The economy enters a bear market when investors lack confidence in the market and in individual stocks, so they begin pulling out of their investments. This leads to a weak market, which further prompts investors to pull out. Eventually, this can cause the market to sag for a prolonged period of time, leading to an official bear market. The most recent bear market before this one occurred in 2020 when the onset of the coronavirus pandemic led to general economic decline.

In 2022, the S&P 500 started at close to 4,800 points. However, within months, the ripple effects of the war in Ukraine coupled with record-breaking inflation rates led to an ongoing weak market until conditions reached an official bear market in June. Rising fuel costs as well as the higher interest rates set by the Federal Reserve contributed to the onset of a bear market as well.

How long does a bear market last?

Since the S&P 500 index was established in the late 1920s, the average bear market lasted approximately 10 months. In contrast, the average bull market lasts 2.7 years. However, there is no definitive way of knowing when a particular bear market will end. Due to the extreme conditions that caused the current bear market, experts expect it to last through the rest of 2022, at least.

Investing in a bear market

If you’re an investor, you may be wondering what, if any, financial moves you should be making during this current bear market.

First, whenever the market is falling, it’s best to choose defensive investments. This includes consumer staples, or what some financial advisors refer to as “toothpaste stocks”. Other defensive investments include utilities and health care. The obvious rationale behind this advice is that people will always need these items and services regardless of what happens to the economy.
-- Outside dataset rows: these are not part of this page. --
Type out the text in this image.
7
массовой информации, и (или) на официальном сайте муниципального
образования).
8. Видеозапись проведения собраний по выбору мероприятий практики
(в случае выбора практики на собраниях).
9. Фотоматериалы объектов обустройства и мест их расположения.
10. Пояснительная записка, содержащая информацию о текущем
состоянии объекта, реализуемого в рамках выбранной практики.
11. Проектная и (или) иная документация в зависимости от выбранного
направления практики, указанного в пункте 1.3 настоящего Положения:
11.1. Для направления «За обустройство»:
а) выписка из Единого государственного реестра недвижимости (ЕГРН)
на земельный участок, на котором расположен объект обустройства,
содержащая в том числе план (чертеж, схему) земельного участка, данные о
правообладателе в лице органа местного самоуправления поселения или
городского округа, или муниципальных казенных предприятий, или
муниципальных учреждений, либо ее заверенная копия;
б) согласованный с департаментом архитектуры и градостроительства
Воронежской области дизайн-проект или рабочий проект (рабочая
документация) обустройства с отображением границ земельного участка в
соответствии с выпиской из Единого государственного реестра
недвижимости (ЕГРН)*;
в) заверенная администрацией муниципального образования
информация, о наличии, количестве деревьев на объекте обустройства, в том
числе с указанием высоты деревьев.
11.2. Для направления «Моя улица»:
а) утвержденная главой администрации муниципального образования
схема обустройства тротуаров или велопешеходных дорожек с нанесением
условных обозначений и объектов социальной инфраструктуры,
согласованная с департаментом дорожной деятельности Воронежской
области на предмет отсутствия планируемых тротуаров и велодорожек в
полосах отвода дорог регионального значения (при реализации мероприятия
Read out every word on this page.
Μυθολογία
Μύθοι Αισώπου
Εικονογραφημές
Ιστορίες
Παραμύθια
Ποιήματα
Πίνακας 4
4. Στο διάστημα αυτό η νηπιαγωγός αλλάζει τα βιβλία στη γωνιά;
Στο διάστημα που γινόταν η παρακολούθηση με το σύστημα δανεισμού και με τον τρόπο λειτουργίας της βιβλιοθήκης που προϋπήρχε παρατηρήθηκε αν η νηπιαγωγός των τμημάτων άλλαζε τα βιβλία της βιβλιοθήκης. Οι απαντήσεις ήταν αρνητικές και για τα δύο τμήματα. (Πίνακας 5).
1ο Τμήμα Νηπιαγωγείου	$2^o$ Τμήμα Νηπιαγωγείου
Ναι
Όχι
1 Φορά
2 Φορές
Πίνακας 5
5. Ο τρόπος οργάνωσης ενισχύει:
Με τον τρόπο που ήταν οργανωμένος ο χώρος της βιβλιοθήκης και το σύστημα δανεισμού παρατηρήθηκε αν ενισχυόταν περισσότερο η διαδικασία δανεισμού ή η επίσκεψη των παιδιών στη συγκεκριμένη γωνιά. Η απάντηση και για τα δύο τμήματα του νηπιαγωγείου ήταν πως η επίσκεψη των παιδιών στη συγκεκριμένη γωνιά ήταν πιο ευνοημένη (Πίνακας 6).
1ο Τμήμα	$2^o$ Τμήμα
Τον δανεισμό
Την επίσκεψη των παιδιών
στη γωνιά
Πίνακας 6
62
Next, it’s best to continue making regular contributions to a 401(k), index funds, or any other retirement or long-term investments. The overall value of these accounts will dip at the start of a bear market, but when the market recovers, so will these long-term accounts. Bonds and precious metals are similar investment strategies that can have significant payoffs when a bear market turns bullish.

Finally, if you dare, you may want to cash in on low prices by purchasing other kinds of stocks and assets that have proven to perform well immediately following bear markets. Such stocks include big tech, dividend, and agriculture stocks. You’ll be able to buy these at a discount now and then profit from the growth when the market emerges from the downturn.

Does a bear market always lead to a recession?

A recession is generally defined by a decline in the Gross Domestic Product (GDP) over two consecutive quarters. Though a bear market signifies a weak economy, its occurrence does not mean a recession is inevitable. In the current market, experts are divided on how or when the bear market will end.

The news on the economic front can be depressing – and confusing. Let this guide help you in navigating a bear market successfully.